Historically, the earlier a homeowner gets into their own house, the faster they can start building equity, giving them a significant well of reserves from which to tap into if the need arises. It also helps to cut out the mortgage payment earlier in life, freeing up that money for other investments or paying down other debt.

In the U.S. (and to a similar extent in other countries), the growing number of people who are either renting long-term or are living with their parents/other relatives pose an opportunity for investors and developers, but a serious problem for other sectors of the economy. This group of non-homeowners are spending and saving less outside of rent and are suffering emotionally and socially when living with their parents.

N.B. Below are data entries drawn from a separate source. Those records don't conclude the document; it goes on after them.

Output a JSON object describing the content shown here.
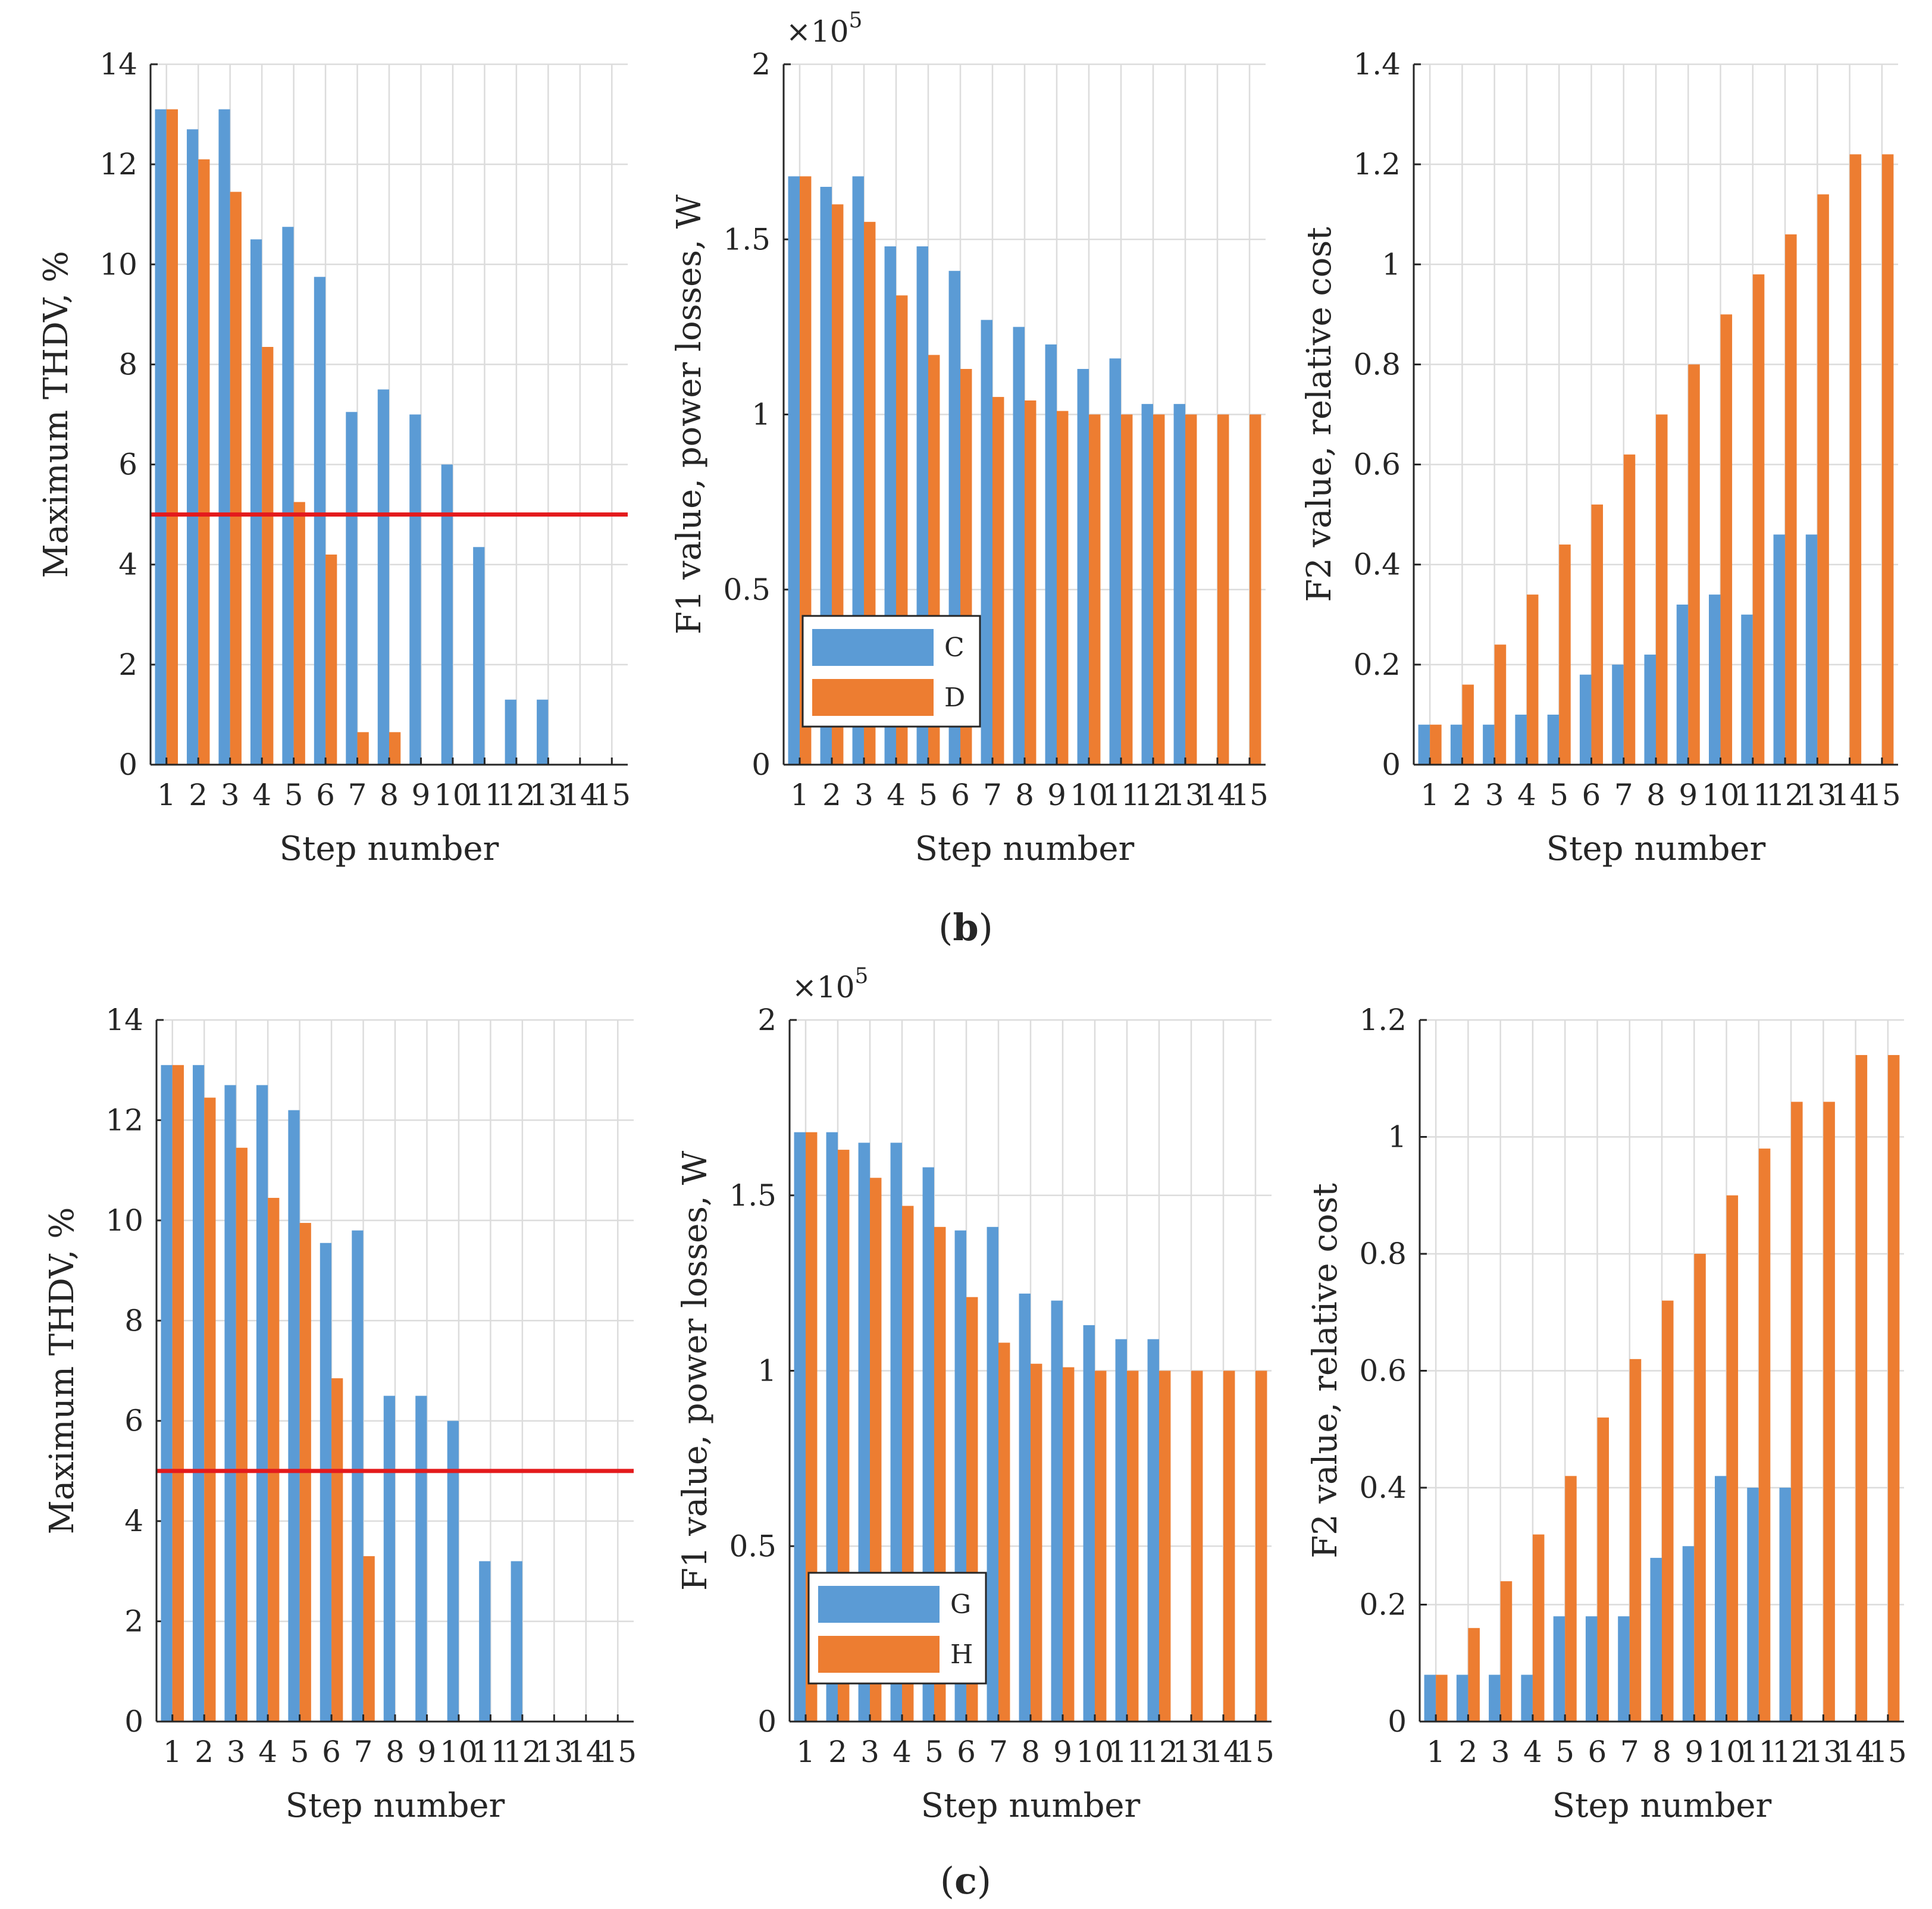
{
  "figure": {
    "captions": [
      {
        "id": "b",
        "open": "(",
        "letter": "b",
        "close": ")"
      },
      {
        "id": "c",
        "open": "(",
        "letter": "c",
        "close": ")"
      }
    ],
    "colors": {
      "series_a": "#5b9bd5",
      "series_b": "#ed7d31",
      "threshold": "#e41a1c",
      "axis": "#262626",
      "grid": "#dcdcdc"
    }
  },
  "chart_data": [
    {
      "id": "b-thdv",
      "type": "bar",
      "title": "",
      "xlabel": "Step number",
      "ylabel": "Maximum THDV, %",
      "categories": [
        "1",
        "2",
        "3",
        "4",
        "5",
        "6",
        "7",
        "8",
        "9",
        "10",
        "11",
        "12",
        "13",
        "14",
        "15"
      ],
      "ylim": [
        0,
        14
      ],
      "yticks": [
        0,
        2,
        4,
        6,
        8,
        10,
        12,
        14
      ],
      "ytick_labels": [
        "0",
        "2",
        "4",
        "6",
        "8",
        "10",
        "12",
        "14"
      ],
      "grid": true,
      "series": [
        {
          "name": "C",
          "values": [
            13.1,
            12.7,
            13.1,
            10.5,
            10.75,
            9.75,
            7.05,
            7.5,
            7.0,
            6.0,
            4.35,
            1.3,
            1.3,
            null,
            null
          ]
        },
        {
          "name": "D",
          "values": [
            13.1,
            12.1,
            11.45,
            8.35,
            5.25,
            4.2,
            0.65,
            0.65,
            null,
            null,
            null,
            null,
            null,
            null,
            null
          ]
        }
      ],
      "threshold": 5
    },
    {
      "id": "b-f1",
      "type": "bar",
      "title": "",
      "xlabel": "Step number",
      "ylabel": "F1 value, power losses, W",
      "exponent": {
        "base": "×10",
        "power": "5"
      },
      "categories": [
        "1",
        "2",
        "3",
        "4",
        "5",
        "6",
        "7",
        "8",
        "9",
        "10",
        "11",
        "12",
        "13",
        "14",
        "15"
      ],
      "ylim": [
        0,
        2
      ],
      "yticks": [
        0,
        0.5,
        1,
        1.5,
        2
      ],
      "ytick_labels": [
        "0",
        "0.5",
        "1",
        "1.5",
        "2"
      ],
      "grid": true,
      "legend": {
        "placement": "lower-left",
        "entries": [
          "C",
          "D"
        ]
      },
      "series": [
        {
          "name": "C",
          "values": [
            1.68,
            1.65,
            1.68,
            1.48,
            1.48,
            1.41,
            1.27,
            1.25,
            1.2,
            1.13,
            1.16,
            1.03,
            1.03,
            null,
            null
          ]
        },
        {
          "name": "D",
          "values": [
            1.68,
            1.6,
            1.55,
            1.34,
            1.17,
            1.13,
            1.05,
            1.04,
            1.01,
            1.0,
            1.0,
            1.0,
            1.0,
            1.0,
            1.0
          ]
        }
      ]
    },
    {
      "id": "b-f2",
      "type": "bar",
      "title": "",
      "xlabel": "Step number",
      "ylabel": "F2 value, relative cost",
      "categories": [
        "1",
        "2",
        "3",
        "4",
        "5",
        "6",
        "7",
        "8",
        "9",
        "10",
        "11",
        "12",
        "13",
        "14",
        "15"
      ],
      "ylim": [
        0,
        1.4
      ],
      "yticks": [
        0,
        0.2,
        0.4,
        0.6,
        0.8,
        1,
        1.2,
        1.4
      ],
      "ytick_labels": [
        "0",
        "0.2",
        "0.4",
        "0.6",
        "0.8",
        "1",
        "1.2",
        "1.4"
      ],
      "grid": true,
      "series": [
        {
          "name": "C",
          "values": [
            0.08,
            0.08,
            0.08,
            0.1,
            0.1,
            0.18,
            0.2,
            0.22,
            0.32,
            0.34,
            0.3,
            0.46,
            0.46,
            null,
            null
          ]
        },
        {
          "name": "D",
          "values": [
            0.08,
            0.16,
            0.24,
            0.34,
            0.44,
            0.52,
            0.62,
            0.7,
            0.8,
            0.9,
            0.98,
            1.06,
            1.14,
            1.22,
            1.22
          ]
        }
      ]
    },
    {
      "id": "c-thdv",
      "type": "bar",
      "title": "",
      "xlabel": "Step number",
      "ylabel": "Maximum THDV, %",
      "categories": [
        "1",
        "2",
        "3",
        "4",
        "5",
        "6",
        "7",
        "8",
        "9",
        "10",
        "11",
        "12",
        "13",
        "14",
        "15"
      ],
      "ylim": [
        0,
        14
      ],
      "yticks": [
        0,
        2,
        4,
        6,
        8,
        10,
        12,
        14
      ],
      "ytick_labels": [
        "0",
        "2",
        "4",
        "6",
        "8",
        "10",
        "12",
        "14"
      ],
      "grid": true,
      "series": [
        {
          "name": "G",
          "values": [
            13.1,
            13.1,
            12.7,
            12.7,
            12.2,
            9.55,
            9.8,
            6.5,
            6.5,
            6.0,
            3.2,
            3.2,
            null,
            null,
            null
          ]
        },
        {
          "name": "H",
          "values": [
            13.1,
            12.45,
            11.45,
            10.45,
            9.95,
            6.85,
            3.3,
            null,
            null,
            null,
            null,
            null,
            null,
            null,
            null
          ]
        }
      ],
      "threshold": 5
    },
    {
      "id": "c-f1",
      "type": "bar",
      "title": "",
      "xlabel": "Step number",
      "ylabel": "F1 value, power losses, W",
      "exponent": {
        "base": "×10",
        "power": "5"
      },
      "categories": [
        "1",
        "2",
        "3",
        "4",
        "5",
        "6",
        "7",
        "8",
        "9",
        "10",
        "11",
        "12",
        "13",
        "14",
        "15"
      ],
      "ylim": [
        0,
        2
      ],
      "yticks": [
        0,
        0.5,
        1,
        1.5,
        2
      ],
      "ytick_labels": [
        "0",
        "0.5",
        "1",
        "1.5",
        "2"
      ],
      "grid": true,
      "legend": {
        "placement": "lower-left",
        "entries": [
          "G",
          "H"
        ]
      },
      "series": [
        {
          "name": "G",
          "values": [
            1.68,
            1.68,
            1.65,
            1.65,
            1.58,
            1.4,
            1.41,
            1.22,
            1.2,
            1.13,
            1.09,
            1.09,
            null,
            null,
            null
          ]
        },
        {
          "name": "H",
          "values": [
            1.68,
            1.63,
            1.55,
            1.47,
            1.41,
            1.21,
            1.08,
            1.02,
            1.01,
            1.0,
            1.0,
            1.0,
            1.0,
            1.0,
            1.0
          ]
        }
      ]
    },
    {
      "id": "c-f2",
      "type": "bar",
      "title": "",
      "xlabel": "Step number",
      "ylabel": "F2 value, relative cost",
      "categories": [
        "1",
        "2",
        "3",
        "4",
        "5",
        "6",
        "7",
        "8",
        "9",
        "10",
        "11",
        "12",
        "13",
        "14",
        "15"
      ],
      "ylim": [
        0,
        1.2
      ],
      "yticks": [
        0,
        0.2,
        0.4,
        0.6,
        0.8,
        1,
        1.2
      ],
      "ytick_labels": [
        "0",
        "0.2",
        "0.4",
        "0.6",
        "0.8",
        "1",
        "1.2"
      ],
      "grid": true,
      "series": [
        {
          "name": "G",
          "values": [
            0.08,
            0.08,
            0.08,
            0.08,
            0.18,
            0.18,
            0.18,
            0.28,
            0.3,
            0.42,
            0.4,
            0.4,
            null,
            null,
            null
          ]
        },
        {
          "name": "H",
          "values": [
            0.08,
            0.16,
            0.24,
            0.32,
            0.42,
            0.52,
            0.62,
            0.72,
            0.8,
            0.9,
            0.98,
            1.06,
            1.06,
            1.14,
            1.14
          ]
        }
      ]
    }
  ]
}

It’s well-known that the housing market is hot in most areas of the U.S., escalating to the point where many Millennials simply cannot compete with the kind of money that a flipper or someone looking for a rental residence can. Even with relatively low interest rates, the combination of stagnating wages, reduced purchasing power, and a nationwide housing market rising too fast for potential first-time homeowners is preventing the 30% home ownership number from rising significantly.